I was a little surprised to see so many k8s primitives exposed in the install guide -- <https://docs.flyte.org/en/latest/deployment/deployment/multicluster.html#control-plane-configuration>

Has there been any other feedback around that or intention to make the agent config any simpler? Are there similar guides for AKS, GKE and on-prem? (I should be able to sort out the infra differences, but prior art would save me time)

TIA!

Hi <@U065GFDUU4X> and welcome to the Flyte community

Multi-cluster is certainly the most advanced deployment option and it's true that currently it requires to deal with multiple K8s resources. There's already an <https://github.com/flyteorg/flyte/issues/3970|Issue> open in regards to enabling the `flyte-core` chart (the one used for multicluster) to consume pre-existing secrets, facilitating a bit more of  "separation of concerns" in that step.

This <https://github.com/unionai-oss/deploy-flyte|repo> is where we're starting to add reference implementations with TF modules (currently for EKS, GKE soon-to-be-merged).

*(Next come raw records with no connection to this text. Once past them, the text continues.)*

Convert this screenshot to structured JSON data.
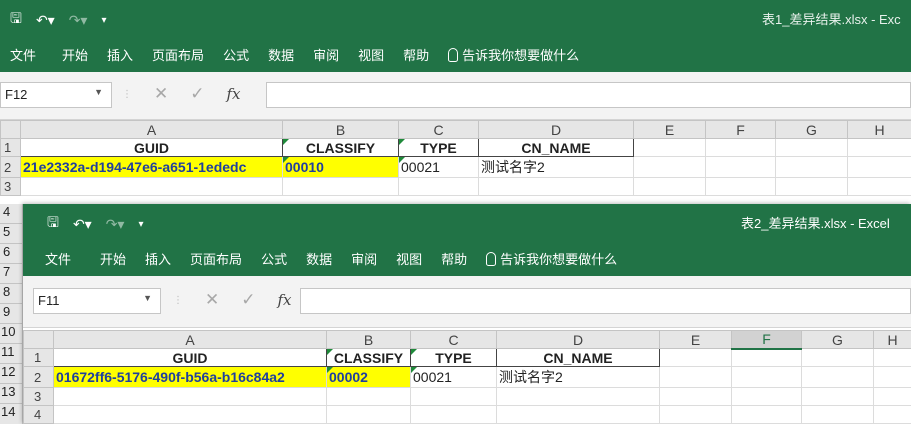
{
  "window1": {
    "title": "表1_差异结果.xlsx  -  Exc",
    "menu": [
      "文件",
      "开始",
      "插入",
      "页面布局",
      "公式",
      "数据",
      "审阅",
      "视图",
      "帮助"
    ],
    "tell_me": "告诉我你想要做什么",
    "namebox": "F12",
    "columns": [
      "A",
      "B",
      "C",
      "D",
      "E",
      "F",
      "G",
      "H"
    ],
    "rows": [
      "1",
      "2",
      "3"
    ],
    "headers": {
      "a": "GUID",
      "b": "CLASSIFY",
      "c": "TYPE",
      "d": "CN_NAME"
    },
    "row2": {
      "a": "21e2332a-d194-47e6-a651-1ededc",
      "b": "00010",
      "c": "00021",
      "d": "测试名字2"
    }
  },
  "window2": {
    "title": "表2_差异结果.xlsx  -  Excel",
    "menu": [
      "文件",
      "开始",
      "插入",
      "页面布局",
      "公式",
      "数据",
      "审阅",
      "视图",
      "帮助"
    ],
    "tell_me": "告诉我你想要做什么",
    "namebox": "F11",
    "columns": [
      "A",
      "B",
      "C",
      "D",
      "E",
      "F",
      "G",
      "H"
    ],
    "rows": [
      "1",
      "2",
      "3",
      "4"
    ],
    "headers": {
      "a": "GUID",
      "b": "CLASSIFY",
      "c": "TYPE",
      "d": "CN_NAME"
    },
    "row2": {
      "a": "01672ff6-5176-490f-b56a-b16c84a2",
      "b": "00002",
      "c": "00021",
      "d": "测试名字2"
    }
  },
  "outer_row_numbers": [
    "4",
    "5",
    "6",
    "7",
    "8",
    "9",
    "10",
    "11",
    "12",
    "13",
    "14"
  ],
  "colors": {
    "excel_green": "#217346",
    "highlight": "#ffff00",
    "text_blue": "#1f3f9f"
  }
}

Also there's a semi-manual deployment tutorial available <https://github.com/davidmirror-ops/flyte-the-hard-way|here>

For AKS we don't have a guide just yet, the team at <#C05315T4K5K|> has been active improving the compatibility and sharing knowledge, but we probably need now to collect this knowledge on a single place.

I hope any of this is useful for you

Thanks a bunch <@U04H6UUE78B> - that's very helpful.

Let me dig into that a bit more -- is there a good place to further discuss / post ideas or concerns about the infra architecture?

I think in my ideal world, the propeller would operate similarly to a self-hosted CI agent like you see in Circle CI, Azure DevOps or GitHub Actions -- that is, the agent uses a PAT to register itself as part of a work pool the server defines. The server never makes inbound connections to agents (it looks like comms are bi-directional in Flyte?) -- agents long poll the server to determine if they need to schedule work. Scheduling happens periodically as agents pick up jobs from the server based on worker metadata matching requests.

As for long-living posts, Github Discussions are probably better than Slack.
For sync discussions we also have the biweekly Contributors meetup where you can chat to maintainers.

In regards to Flyte architecture, FlyteAdmin submits the Workflow CR create/update operation to the K8s API and the flytepropeller controller watches and reconciles resources in K8s, reporting execution status back to flyteadmin. So from control plane-&gt;data plane is more an indirect path.

<https://docs.flyte.org/en/latest/concepts/component_architecture/flytepropeller_architecture.html#components|https://docs.flyte.org/en/latest/concepts/component_architecture/flytepropeller_architecture.html#components>

Great - thanks for that! I understand the model better now